Tuesday, January 11, 2011

More kudos

Though it pains me somewhat to say it, Bill Gates has gotten so much right lately that I need a second post to get it all down. Most of what follows is courtesy of a recent "Newsweek" interview with him and Randi Weingarten, president of the American Federation of Teachers(!) They are mostly in agreement (!!), so we ought to pay attention.

For starters, Weingarten makes the point that education in America is not 'in decline'; rather, it’s that much of the rest of the world has caught up to us. That's an important distinction. She believes a large part of the problem is that our education system was designed for the industrial age rather than our current knowledge economy.

A key issue from Gates' perspective begins, importantly, with the recognition that we already have a lot of very good teachers. His question - the question, really - is how do we transfer the skills and knowledge of the best teachers to the rest of the profession?  As he sees it, the problem is that "for 90 percent of the teachers in America there’s no (meaningful) feedback."

He goes on to make the fair point that the use of student test scores for measuring student and teacher performance is "better than nothing" - but that we need to develop a group of measures such as "videotaping classrooms, peer interviews, and student interviews" that will help to determine best teaching practices while providing meaningful feedback.

Similarly, Weingarten noted that the current testing paradigm is similar to the "drive-by evaluation" that was common when she was a teacher: neither is particularly useful for helping teachers improve or kids learn. 

But here's a key point: the work of developing a better evaluation model has to get done collaboratively. It cannot be imposed by outsiders with little or no classroom experience. And as Weingarten points out, students, parents, teachers and policymakers all have important roles in that process. But the problem is: "school systems by and large do not work collaboratively. They basically work on conflict. Conflict is the status quo in education."

What struck me is that it doesn't matter to Gates whose fault it is that it got this way. By the way, they both made the point - egregiously ignored by "Waiting for Superman" - that the most educationally successful countries are all unionized! But “if you create a collaborative environment where teachers are trusted, you break out of … the factory model, which is what a lot of these contracts are. In places where the schools are working, people never look at the contract.”

Finally, this point: “if you actually look at some work in Japan or in Singapore on mathematics, kids really understand fractions. They don’t just memorize what a fraction is. They don’t just say one half equals 50 percent; they understand how you get there.”

Monday, January 10, 2011

Kudos to Mr. Gates

Having recently slammed Bill Gates for his comments on where good teachers come from ("Brain Rules and Empathy"), it's only fair to point out when he gets something right.
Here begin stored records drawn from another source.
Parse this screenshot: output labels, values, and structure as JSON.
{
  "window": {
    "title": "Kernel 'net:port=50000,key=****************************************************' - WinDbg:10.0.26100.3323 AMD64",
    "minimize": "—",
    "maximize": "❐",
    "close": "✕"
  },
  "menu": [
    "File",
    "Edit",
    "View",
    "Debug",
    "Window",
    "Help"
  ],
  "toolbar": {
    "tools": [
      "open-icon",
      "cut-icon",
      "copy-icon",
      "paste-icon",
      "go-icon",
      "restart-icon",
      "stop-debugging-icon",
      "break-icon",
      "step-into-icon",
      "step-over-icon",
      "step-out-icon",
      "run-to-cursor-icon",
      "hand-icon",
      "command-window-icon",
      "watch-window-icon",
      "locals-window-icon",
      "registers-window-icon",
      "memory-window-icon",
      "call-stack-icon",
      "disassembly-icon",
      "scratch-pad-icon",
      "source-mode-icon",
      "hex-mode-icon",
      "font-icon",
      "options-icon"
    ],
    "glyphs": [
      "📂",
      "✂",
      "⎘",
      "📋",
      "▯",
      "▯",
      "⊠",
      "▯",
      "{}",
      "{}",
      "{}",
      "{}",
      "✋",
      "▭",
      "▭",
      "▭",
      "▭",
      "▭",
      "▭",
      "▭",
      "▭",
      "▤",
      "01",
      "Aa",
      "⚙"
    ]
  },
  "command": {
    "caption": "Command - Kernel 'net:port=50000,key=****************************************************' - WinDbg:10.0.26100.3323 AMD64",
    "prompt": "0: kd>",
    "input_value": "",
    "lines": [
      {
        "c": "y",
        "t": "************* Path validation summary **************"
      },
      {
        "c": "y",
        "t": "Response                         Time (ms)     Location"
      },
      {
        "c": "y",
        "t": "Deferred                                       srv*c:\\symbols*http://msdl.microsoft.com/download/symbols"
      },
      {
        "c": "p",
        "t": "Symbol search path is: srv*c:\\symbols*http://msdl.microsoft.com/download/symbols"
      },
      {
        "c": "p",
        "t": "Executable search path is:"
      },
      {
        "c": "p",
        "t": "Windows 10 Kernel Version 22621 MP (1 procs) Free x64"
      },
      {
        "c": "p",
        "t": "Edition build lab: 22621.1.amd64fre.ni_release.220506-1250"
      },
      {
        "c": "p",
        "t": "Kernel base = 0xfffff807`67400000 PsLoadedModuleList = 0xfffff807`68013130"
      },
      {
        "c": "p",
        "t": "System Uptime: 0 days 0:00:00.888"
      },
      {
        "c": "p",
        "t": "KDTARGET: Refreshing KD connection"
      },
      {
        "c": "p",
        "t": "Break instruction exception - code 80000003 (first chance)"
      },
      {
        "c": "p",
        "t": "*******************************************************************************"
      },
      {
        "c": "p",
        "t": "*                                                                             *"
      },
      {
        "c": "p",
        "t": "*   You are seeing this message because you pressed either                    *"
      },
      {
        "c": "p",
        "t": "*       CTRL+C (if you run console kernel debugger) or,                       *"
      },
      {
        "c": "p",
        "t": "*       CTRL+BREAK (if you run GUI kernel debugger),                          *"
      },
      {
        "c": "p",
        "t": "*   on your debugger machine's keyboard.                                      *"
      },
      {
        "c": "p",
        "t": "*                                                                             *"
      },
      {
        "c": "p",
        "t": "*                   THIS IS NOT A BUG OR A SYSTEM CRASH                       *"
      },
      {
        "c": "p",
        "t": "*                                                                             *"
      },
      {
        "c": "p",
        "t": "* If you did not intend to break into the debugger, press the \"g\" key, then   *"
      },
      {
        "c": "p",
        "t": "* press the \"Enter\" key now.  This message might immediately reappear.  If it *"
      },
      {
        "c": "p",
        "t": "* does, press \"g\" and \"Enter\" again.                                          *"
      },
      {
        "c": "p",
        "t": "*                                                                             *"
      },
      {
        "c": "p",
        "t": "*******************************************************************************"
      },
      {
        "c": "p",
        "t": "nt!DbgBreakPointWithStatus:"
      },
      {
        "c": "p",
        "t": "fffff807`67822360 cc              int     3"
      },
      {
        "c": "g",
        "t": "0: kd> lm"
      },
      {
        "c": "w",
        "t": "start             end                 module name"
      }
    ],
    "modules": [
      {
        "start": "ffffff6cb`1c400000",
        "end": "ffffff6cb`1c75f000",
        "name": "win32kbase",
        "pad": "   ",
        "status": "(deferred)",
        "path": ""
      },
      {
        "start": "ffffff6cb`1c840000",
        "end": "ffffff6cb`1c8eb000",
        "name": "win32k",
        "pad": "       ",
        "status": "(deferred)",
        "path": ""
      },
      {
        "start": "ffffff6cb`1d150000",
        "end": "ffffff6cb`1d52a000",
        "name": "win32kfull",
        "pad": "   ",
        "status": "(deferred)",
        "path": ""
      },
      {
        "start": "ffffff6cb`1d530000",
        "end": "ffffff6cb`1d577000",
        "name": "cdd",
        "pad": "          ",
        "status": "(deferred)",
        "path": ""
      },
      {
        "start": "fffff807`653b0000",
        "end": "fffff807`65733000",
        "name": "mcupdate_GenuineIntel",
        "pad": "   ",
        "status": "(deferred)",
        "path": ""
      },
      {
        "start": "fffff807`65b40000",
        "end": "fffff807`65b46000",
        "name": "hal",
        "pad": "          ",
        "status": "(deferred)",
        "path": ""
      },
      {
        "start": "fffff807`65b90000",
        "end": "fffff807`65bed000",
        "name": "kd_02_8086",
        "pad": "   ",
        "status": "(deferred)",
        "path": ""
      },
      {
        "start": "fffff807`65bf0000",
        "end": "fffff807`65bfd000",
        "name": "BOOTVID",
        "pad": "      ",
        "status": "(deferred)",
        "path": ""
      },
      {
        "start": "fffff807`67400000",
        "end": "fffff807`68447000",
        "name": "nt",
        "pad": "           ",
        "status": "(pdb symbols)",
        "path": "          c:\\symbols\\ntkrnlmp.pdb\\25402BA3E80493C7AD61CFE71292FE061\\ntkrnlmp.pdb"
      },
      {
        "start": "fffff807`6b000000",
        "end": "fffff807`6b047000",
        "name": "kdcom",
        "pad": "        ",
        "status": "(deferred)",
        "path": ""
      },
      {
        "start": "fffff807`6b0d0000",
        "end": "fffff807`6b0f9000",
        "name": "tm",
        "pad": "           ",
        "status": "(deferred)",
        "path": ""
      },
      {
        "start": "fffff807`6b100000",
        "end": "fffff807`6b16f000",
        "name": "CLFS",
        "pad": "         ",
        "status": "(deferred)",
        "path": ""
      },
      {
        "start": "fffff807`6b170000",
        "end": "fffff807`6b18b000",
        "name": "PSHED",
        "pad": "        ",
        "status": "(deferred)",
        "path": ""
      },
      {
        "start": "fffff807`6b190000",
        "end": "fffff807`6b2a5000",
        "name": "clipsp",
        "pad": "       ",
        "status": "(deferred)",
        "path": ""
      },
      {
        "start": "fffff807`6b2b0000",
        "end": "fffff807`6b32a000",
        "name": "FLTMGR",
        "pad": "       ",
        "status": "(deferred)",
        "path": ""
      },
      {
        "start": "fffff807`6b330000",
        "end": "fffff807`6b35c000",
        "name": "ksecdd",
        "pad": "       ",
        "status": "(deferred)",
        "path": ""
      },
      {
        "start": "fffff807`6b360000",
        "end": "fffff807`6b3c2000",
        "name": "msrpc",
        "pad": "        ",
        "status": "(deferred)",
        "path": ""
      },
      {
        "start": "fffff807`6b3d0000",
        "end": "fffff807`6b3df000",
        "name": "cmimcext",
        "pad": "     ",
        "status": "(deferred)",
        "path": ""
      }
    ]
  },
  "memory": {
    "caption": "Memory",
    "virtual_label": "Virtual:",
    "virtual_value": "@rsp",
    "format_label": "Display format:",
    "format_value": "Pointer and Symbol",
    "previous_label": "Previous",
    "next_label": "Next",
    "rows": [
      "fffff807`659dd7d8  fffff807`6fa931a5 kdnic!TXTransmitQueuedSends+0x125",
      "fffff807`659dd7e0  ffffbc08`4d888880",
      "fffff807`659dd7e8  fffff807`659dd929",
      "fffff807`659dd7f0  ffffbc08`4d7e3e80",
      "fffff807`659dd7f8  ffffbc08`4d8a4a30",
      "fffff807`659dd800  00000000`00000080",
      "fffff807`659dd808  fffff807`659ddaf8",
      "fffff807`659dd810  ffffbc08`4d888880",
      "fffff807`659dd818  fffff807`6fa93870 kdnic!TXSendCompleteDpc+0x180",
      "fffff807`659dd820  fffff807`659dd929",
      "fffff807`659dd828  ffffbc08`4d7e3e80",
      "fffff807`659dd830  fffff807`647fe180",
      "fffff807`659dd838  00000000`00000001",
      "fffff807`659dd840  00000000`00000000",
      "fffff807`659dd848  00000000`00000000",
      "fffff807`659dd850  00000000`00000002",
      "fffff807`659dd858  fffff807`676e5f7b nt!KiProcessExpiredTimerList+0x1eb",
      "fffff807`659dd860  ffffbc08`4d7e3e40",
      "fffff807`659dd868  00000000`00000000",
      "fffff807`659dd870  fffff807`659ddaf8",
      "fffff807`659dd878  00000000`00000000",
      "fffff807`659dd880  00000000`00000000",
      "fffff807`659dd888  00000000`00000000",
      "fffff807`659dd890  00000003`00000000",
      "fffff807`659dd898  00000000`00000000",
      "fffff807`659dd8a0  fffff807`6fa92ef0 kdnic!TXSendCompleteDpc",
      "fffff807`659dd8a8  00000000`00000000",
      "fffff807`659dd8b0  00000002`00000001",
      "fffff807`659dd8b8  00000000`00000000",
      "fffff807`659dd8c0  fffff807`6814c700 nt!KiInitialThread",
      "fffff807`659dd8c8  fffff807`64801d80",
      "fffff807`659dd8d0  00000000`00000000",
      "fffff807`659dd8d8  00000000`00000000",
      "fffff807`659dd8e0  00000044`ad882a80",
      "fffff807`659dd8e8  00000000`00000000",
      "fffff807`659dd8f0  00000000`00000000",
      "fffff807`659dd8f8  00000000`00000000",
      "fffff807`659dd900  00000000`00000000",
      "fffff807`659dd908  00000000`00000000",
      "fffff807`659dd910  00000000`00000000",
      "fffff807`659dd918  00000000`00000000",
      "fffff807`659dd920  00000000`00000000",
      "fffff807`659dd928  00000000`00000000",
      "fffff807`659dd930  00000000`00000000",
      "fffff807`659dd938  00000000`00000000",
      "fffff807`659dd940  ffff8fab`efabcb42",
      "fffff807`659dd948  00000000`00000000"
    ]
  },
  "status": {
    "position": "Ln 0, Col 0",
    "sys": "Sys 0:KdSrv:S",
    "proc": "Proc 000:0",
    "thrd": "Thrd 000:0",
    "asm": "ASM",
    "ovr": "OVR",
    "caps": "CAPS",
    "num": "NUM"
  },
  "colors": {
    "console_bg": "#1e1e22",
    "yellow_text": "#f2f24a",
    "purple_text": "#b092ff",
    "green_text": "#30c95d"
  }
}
His recently-released Measures of Effective Teaching (MET) survey got a lot of things right.

For example, it turns out that "student perception" is an excellent predictor of teacher effectiveness. Students know good teaching when they see it.

The National Council of Teacher Quality put it nicely: "It seems we might all save ourselves a whole lot of time, money, and aggravation now being invested in fixing teacher evaluations by just turning the job over to kids. Heck, that sure would save states and districts an awful lot of money."

This really shouldn't be surprising. Almost everyone can identify the teachers who had the greatest impact on them, and in whose classes they learned the most.

The following student responses were highly correlated with teacher 'value-added' scores
•    My teacher really tries to understand how students feel about things.
•    Students in this class treat the teacher with respect.
•    My teacher has several good ways to explain each topic.
•    My teacher makes lessons interesting.
•    Students speak up and share their ideas about class work.
•    The comments I get on my work help me understand how to improve.

The Gates’ study also looked at the robustness of value-added measures themselves, looking at questions such as whether state tests--from which most value-added scores are determined--correlate with other types of tests, including tests with open-ended responses; and whether a teacher's high performance one year will predict the next. (They do.)

On the other hand, "State tests measuring students' language arts achievement seem to be least able to identify the full range of teacher ability, raising some concerns among the research team about what these tests are measuring.” The researchers concluded that these may just be lousy tests, which is what teachers have said for years.

And then there’s this really good news: "teachers whose students report that they spend a lot of time in the class practicing for the state test are by no means the better teachers." Apparently, ‘teaching to the test’ is not an effective teaching strategy.